No Resistance to Tenofovir Alafenamide Detected through 96 Weeks of Treatment in Patients with Chronic Hepatitis B Infection

Abstract

Tenofovir alafenamide (TAF) has shown equivalent efficacy and improved safety profiles for patients with chronic hepatitis B (CHB) compared to tenofovir disoproxil fumarate (TDF). However, limited data are available for its resistance profiles. In two clinical trials, 1,298 hepatitis E antigen-positive and -negative patients with CHB were randomized 2:1 and treated with TAF (n = 866) or TDF (n = 432). Baseline nucleos(t)ide analog resistance substitutions in HBV polymerase/reverse transcriptase (Pol/RT) were assessed using INNO-LiPA Multi-DR v2/v3. Resistance surveillance was conducted for patients with viremia (HBV DNA ≥ 69IU/ml) by HBV Pol/RT sequencing at week 96 or at discontinuation. In vitro phenotypic analysis was performed for patients with conserved site substitutions or virologic breakthrough while adherent to the study drug. At baseline, the majority of patients harbored virus with wild-type Pol/RT (89.2%), with 10.8% harboring resistance associated mutations. A similar percentage of patients in the TAF or TDF groups qualified for sequence analysis through week 96 (TAF, 11.1%; TDF, 10.9%). Of these, a small percentage of patients experienced virologic breakthrough (TAF, 2.8%; TDF, 3.2%) that was often associated with drug nonadherence (TAF, 30%; TDF, 50%). Across treatment groups, 132 patients qualified for sequence analysis through week 96, with nearly half having no sequence changes from baseline (43.2%). Most sequence changes occurred at polymorphic positions, and no isolates showed a reduction in susceptibility in vitro After 96 weeks, the proportion of patients achieving virus suppression (HBV DNA < 69 IU/ml) was similar across treatment groups, and no substitutions associated with resistance to TAF or TDF were detected. (These studies have been registered at ClinicalTrials.gov under identifiers NCT01940471 and NCT01940341.).
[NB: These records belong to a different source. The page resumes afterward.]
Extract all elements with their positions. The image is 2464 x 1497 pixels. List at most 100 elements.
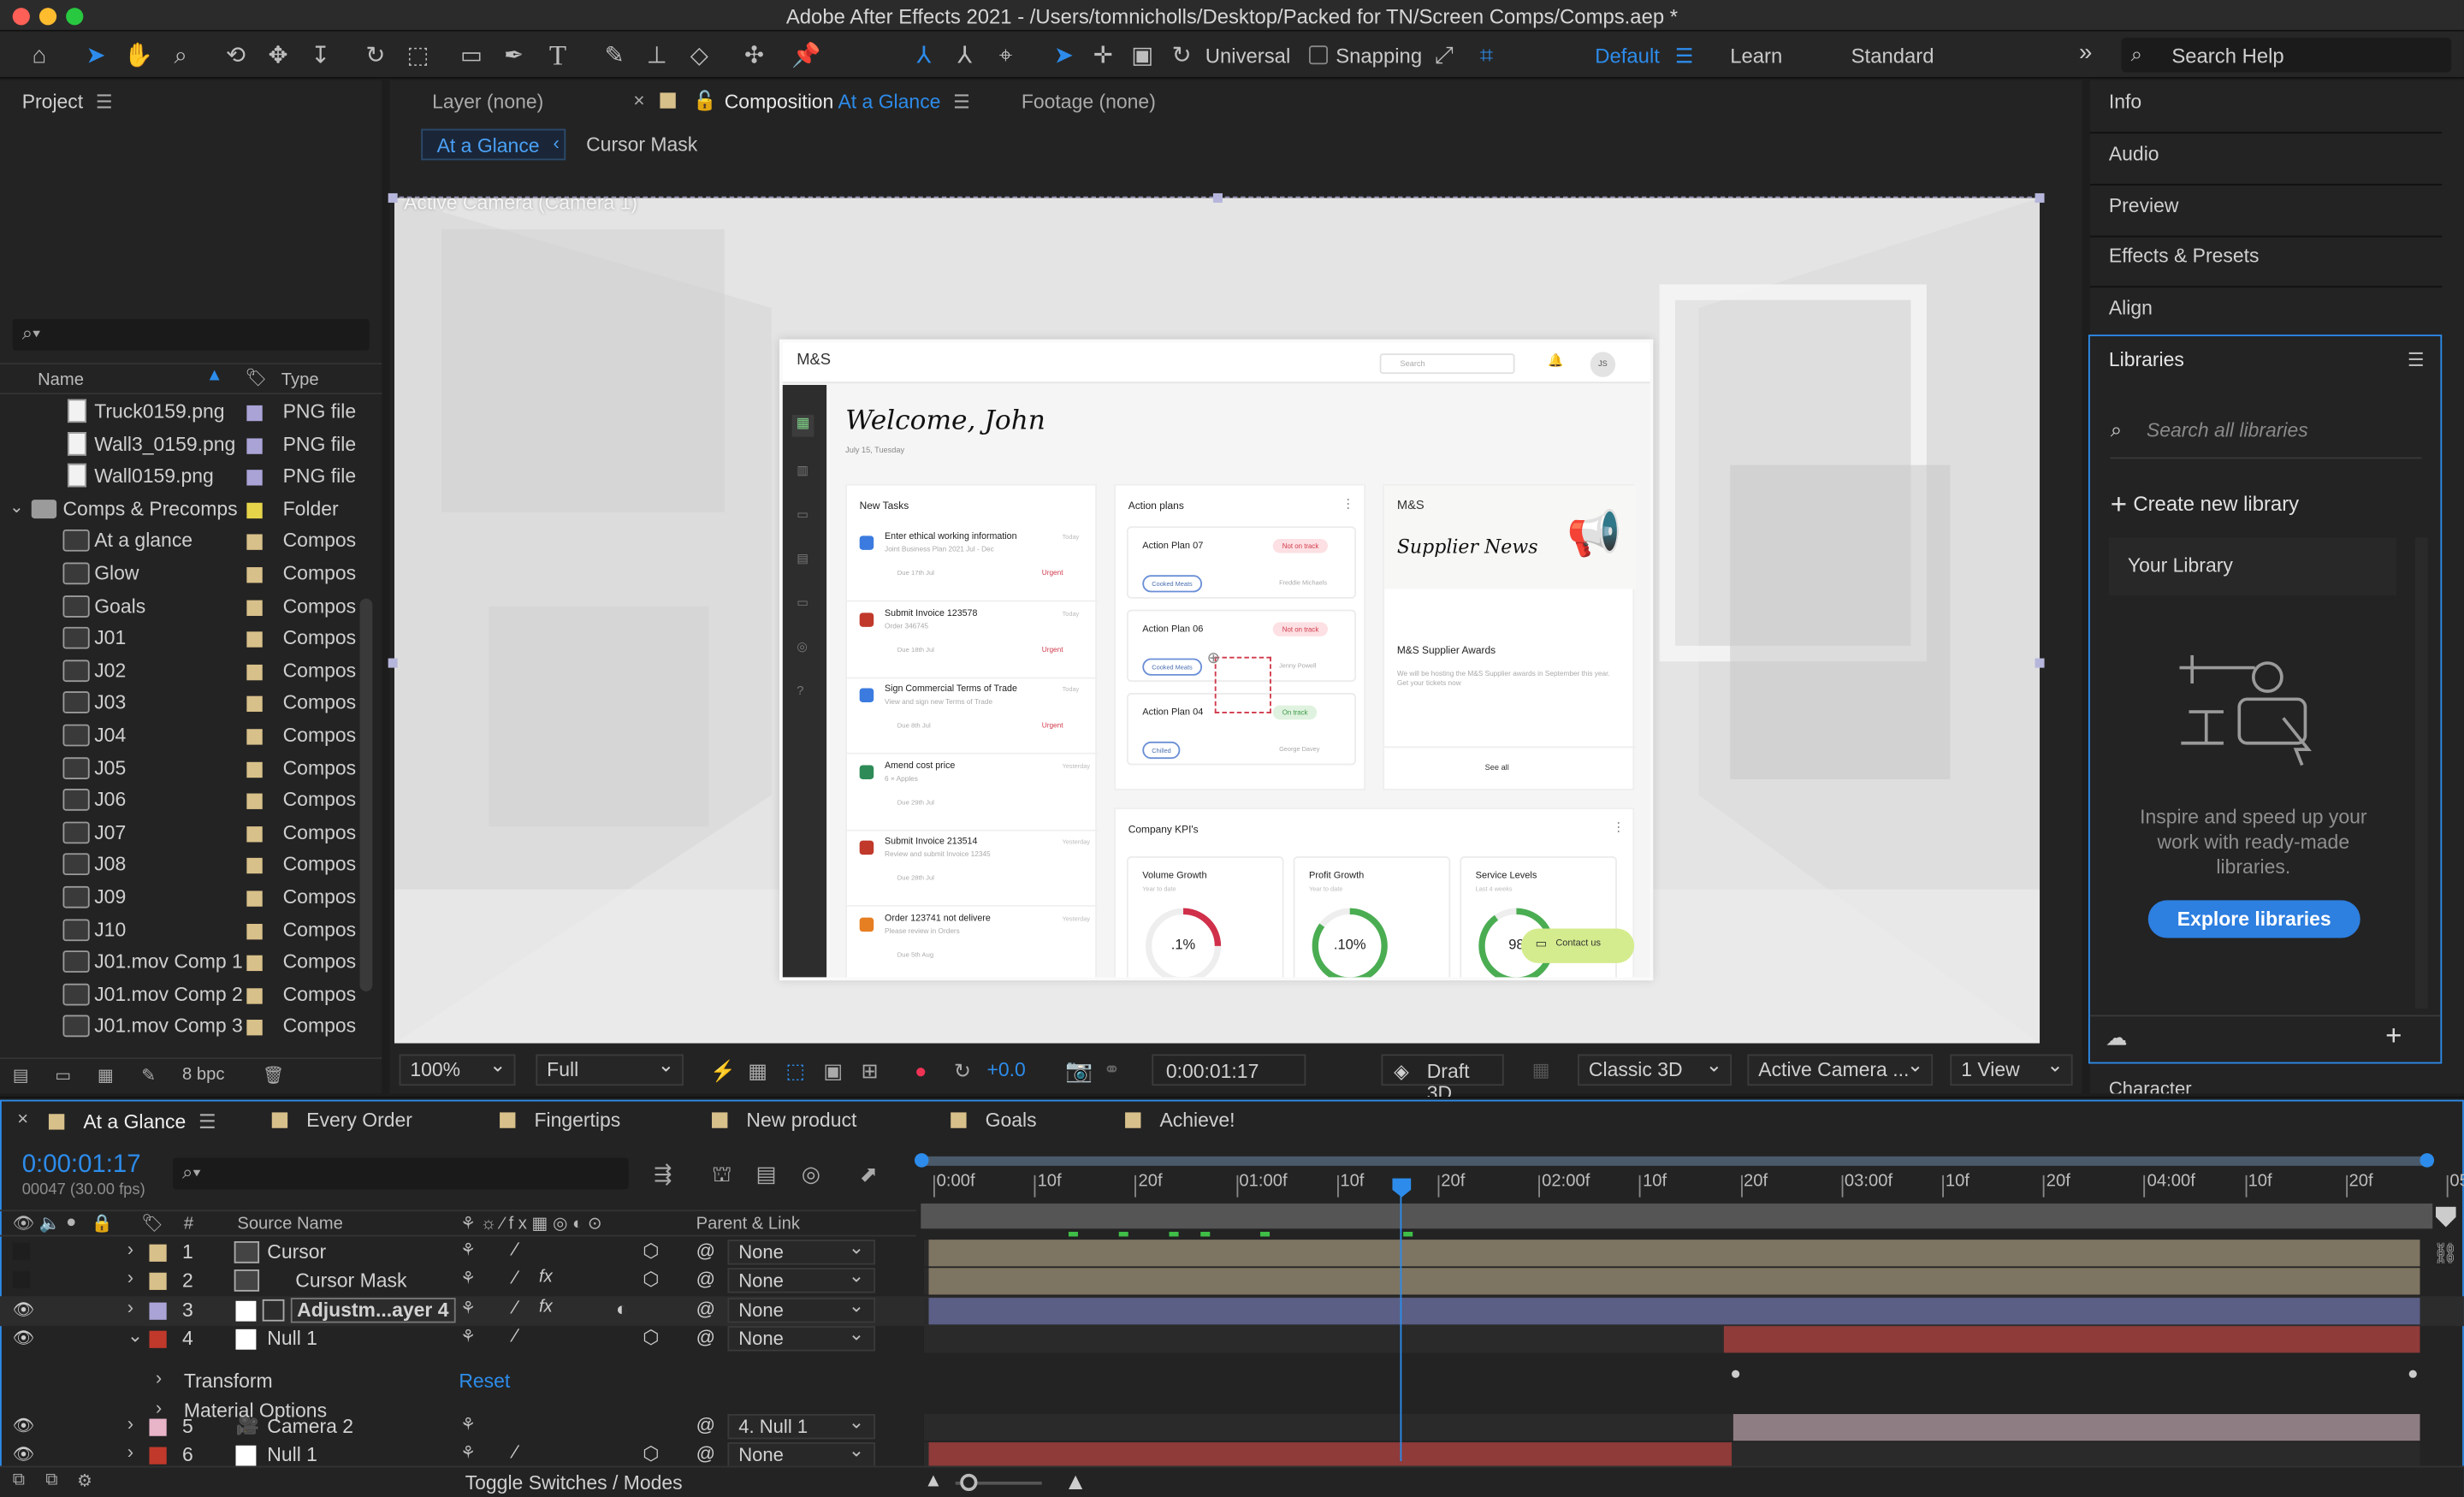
label-color-swatch[interactable] — [246, 793, 263, 810]
add-icon[interactable]: + — [2385, 1020, 2402, 1053]
disclosure-chevron-icon[interactable]: ⌄ — [9, 496, 24, 517]
clone-stamp-icon[interactable]: ⊥ — [640, 38, 674, 72]
extended-viewer-icon[interactable]: ▦ — [1532, 1059, 1550, 1081]
parent-link-header[interactable]: Parent & Link — [696, 1215, 800, 1234]
label-color-swatch[interactable] — [246, 470, 263, 486]
project-item[interactable]: J01.mov Comp 2 Compos — [0, 979, 377, 1010]
work-area-bar[interactable] — [921, 1156, 2433, 1166]
rotation-tool-icon[interactable]: ↻ — [358, 38, 393, 72]
bit-depth-button[interactable]: 8 bpc — [182, 1065, 224, 1084]
label-color-swatch[interactable] — [246, 437, 263, 454]
label-color-swatch[interactable] — [149, 1272, 167, 1290]
timeline-tab[interactable]: Every Order — [271, 1109, 412, 1131]
project-panel-title[interactable]: Project ☰ — [22, 92, 113, 114]
project-item[interactable]: J10 Compos — [0, 914, 377, 945]
brush-tool-icon[interactable]: ✎ — [597, 38, 631, 72]
work-area-end-handle[interactable] — [2420, 1153, 2435, 1168]
property-row[interactable]: › Material Options — [0, 1397, 2464, 1426]
shy-switch-icon[interactable]: ⚘ — [460, 1268, 476, 1288]
close-tab-icon[interactable]: × — [17, 1108, 28, 1130]
library-search-field[interactable]: ⌕ Search all libraries — [2110, 411, 2422, 459]
color-channel-icon[interactable]: ● — [915, 1059, 927, 1083]
expand-chevron-icon[interactable]: › — [156, 1397, 162, 1419]
parent-dropdown[interactable]: None — [727, 1294, 876, 1323]
interpret-footage-icon[interactable]: ▤ — [13, 1065, 29, 1086]
property-row[interactable]: › Transform Reset — [0, 1367, 2464, 1396]
zoom-tool-icon[interactable]: ⌕ — [163, 38, 198, 72]
timeline-current-time[interactable]: 0:00:01:17 — [22, 1151, 141, 1180]
label-color-swatch[interactable] — [149, 1244, 167, 1262]
eye-icon[interactable] — [12, 1270, 30, 1289]
timeline-tab[interactable]: At a Glance ☰ — [48, 1109, 216, 1133]
character-panel-tab[interactable]: Character — [2109, 1078, 2192, 1093]
project-item[interactable]: Goals Compos — [0, 590, 377, 622]
source-name-header[interactable]: Source Name — [237, 1215, 343, 1234]
workspace-menu-icon[interactable]: ☰ — [1675, 44, 1693, 68]
tab-layer[interactable]: Layer (none) — [432, 92, 543, 114]
label-color-swatch[interactable] — [246, 761, 263, 778]
handle[interactable] — [2035, 192, 2045, 203]
shy-switch-icon[interactable]: ⚘ — [460, 1298, 476, 1318]
in-out-icon[interactable]: ⚙ — [77, 1470, 92, 1491]
label-color-swatch[interactable] — [246, 664, 263, 680]
tab-footage[interactable]: Footage (none) — [1022, 92, 1156, 114]
grid-guides-icon[interactable]: ⊞ — [862, 1059, 879, 1084]
world-axis-icon[interactable]: ⅄ — [948, 38, 982, 72]
project-item[interactable]: J04 Compos — [0, 719, 377, 751]
view-layout-dropdown[interactable]: 1 View — [1950, 1053, 2073, 1086]
label-color-swatch[interactable] — [246, 631, 263, 648]
home-icon[interactable]: ⌂ — [22, 38, 56, 72]
project-item[interactable]: J07 Compos — [0, 817, 377, 849]
project-item[interactable]: Wall0159.png PNG file — [0, 460, 377, 492]
solo-icon[interactable]: ● — [66, 1213, 76, 1232]
sort-ascending-icon[interactable]: ▲ — [206, 366, 223, 385]
label-color-swatch[interactable] — [246, 729, 263, 745]
quality-switch-icon[interactable]: ∕ — [514, 1324, 518, 1346]
project-item[interactable]: J08 Compos — [0, 849, 377, 881]
handle[interactable] — [1212, 192, 1223, 203]
quality-switch-icon[interactable]: ∕ — [514, 1441, 518, 1463]
timeline-tab[interactable]: Fingertips — [500, 1109, 620, 1131]
graph-editor-icon[interactable]: ⬈ — [860, 1161, 879, 1187]
panel-tab-info[interactable]: Info — [2109, 92, 2141, 114]
name-column-header[interactable]: Name — [38, 370, 84, 389]
pan-behind-icon[interactable]: ⬚ — [400, 38, 435, 72]
keyframe[interactable] — [1732, 1370, 1740, 1378]
transparency-grid-icon[interactable]: ▦ — [748, 1059, 767, 1084]
your-library-item[interactable]: Your Library — [2108, 537, 2396, 596]
project-item[interactable]: J01.mov Comp 3 Compos — [0, 1011, 377, 1043]
draft-3d-button[interactable]: ◈ Draft 3D — [1381, 1054, 1504, 1104]
panel-tab-align[interactable]: Align — [2109, 297, 2153, 319]
cloud-icon[interactable]: ☁ — [2106, 1025, 2128, 1051]
3d-rotate-icon[interactable]: ↻ — [1164, 38, 1199, 72]
audio-icon[interactable]: 🔈 — [39, 1213, 61, 1234]
transfer-controls-icon[interactable]: ⧉ — [45, 1470, 57, 1491]
layer-switches-icon[interactable]: ⧉ — [13, 1470, 25, 1491]
keyframe[interactable] — [2408, 1370, 2417, 1378]
project-item[interactable]: Glow Compos — [0, 558, 377, 589]
project-item[interactable]: ⌄ Comps & Precomps Folder — [0, 493, 377, 524]
layer-name[interactable]: Adjustm...ayer 4 — [290, 1298, 455, 1323]
project-item[interactable]: J01.mov Comp 1 Compos — [0, 946, 377, 978]
expand-chevron-icon[interactable]: › — [127, 1441, 133, 1463]
3d-layer-switch-icon[interactable]: ⬡ — [643, 1326, 659, 1348]
snapshot-icon[interactable]: 📷 — [1065, 1057, 1093, 1084]
lock-icon[interactable]: 🔓 — [693, 90, 716, 112]
project-item[interactable]: J01 Compos — [0, 623, 377, 654]
panel-tab-effects-presets[interactable]: Effects & Presets — [2109, 246, 2260, 268]
layer-duration-bar[interactable] — [928, 1240, 2420, 1267]
parent-dropdown[interactable]: None — [727, 1265, 876, 1293]
layer-duration-bar[interactable] — [1723, 1326, 2420, 1353]
parent-dropdown[interactable]: None — [727, 1439, 876, 1468]
label-color-swatch[interactable] — [149, 1302, 167, 1320]
reset-transform-link[interactable]: Reset — [459, 1370, 510, 1393]
label-color-swatch[interactable] — [246, 696, 263, 713]
show-snapshot-icon[interactable]: ⚭ — [1103, 1057, 1120, 1082]
label-color-swatch[interactable] — [246, 567, 263, 583]
label-color-swatch[interactable] — [246, 535, 263, 551]
label-color-swatch[interactable] — [246, 858, 263, 874]
label-color-swatch[interactable] — [246, 825, 263, 843]
handle[interactable] — [2035, 658, 2045, 668]
panel-tab-preview[interactable]: Preview — [2109, 195, 2179, 217]
frame-blending-icon[interactable]: ▤ — [755, 1161, 776, 1187]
Keywords: antiviral agents; hepatitis B virus; resistance; tenofovir; tenofovir alafenamide.

Copyright © 2018 American Society for Microbiology.

Figures

FIG 1

Summary of treatment response at week 96 by treatment group. The percentage of patients for either the TAF (left) or TDF (right) treatment group is depicted for each outcome through week 96. Patients that missed their week 96 visit but had suppressed HBV DNA at the previous visit were included in the 10 increase in HBV DNA from nadir. Patients with one visit that met these criteria were classified as viremic in the absence of viral breakthrough.

FIG 2

Baseline HBV genotype and impact on treatment outcomes. (A) The percentages of patients in either the TAF (left) or TDF (right) treatment group are graphed by genotype as a percentage of the whole. Patients with genotypes E, F, H, or unknown are included as “other.” (B) The mean change from the baseline for patients in the TAF (left) or TDF (right) treatment groups is shown for patients with genotypes A through D.

FIG 3

Baseline resistance surveillance and impact on treatment outcomes. (A) The percentage of patients with wild-type HBV (no resistance mutations detected at baseline), primary mutations, or other mutations (defined in methods) detected at baseline by INNO-LiPA in the TAF or TDF treatment group is depicted as a percentage of the group by baseline oral antiviral experience. (B) The mean change of HBV DNA from baseline for patients in the TAF (left) or TDF (right) treatment groups is shown for patients as determined by baseline resistance analysis.

FIG 4

Sequence results for TAF and TDF patients who qualified for resistance analysis through week 96. Sequencing results for patients who qualified for sequencing during resistance surveillance through week 96 in the TAF (A) or TDF (B) are shown. The results are presented as amino acid changes from baseline. The number of patients in each analysis is noted as a percentage of the patients in the corresponding treatment group (n, %).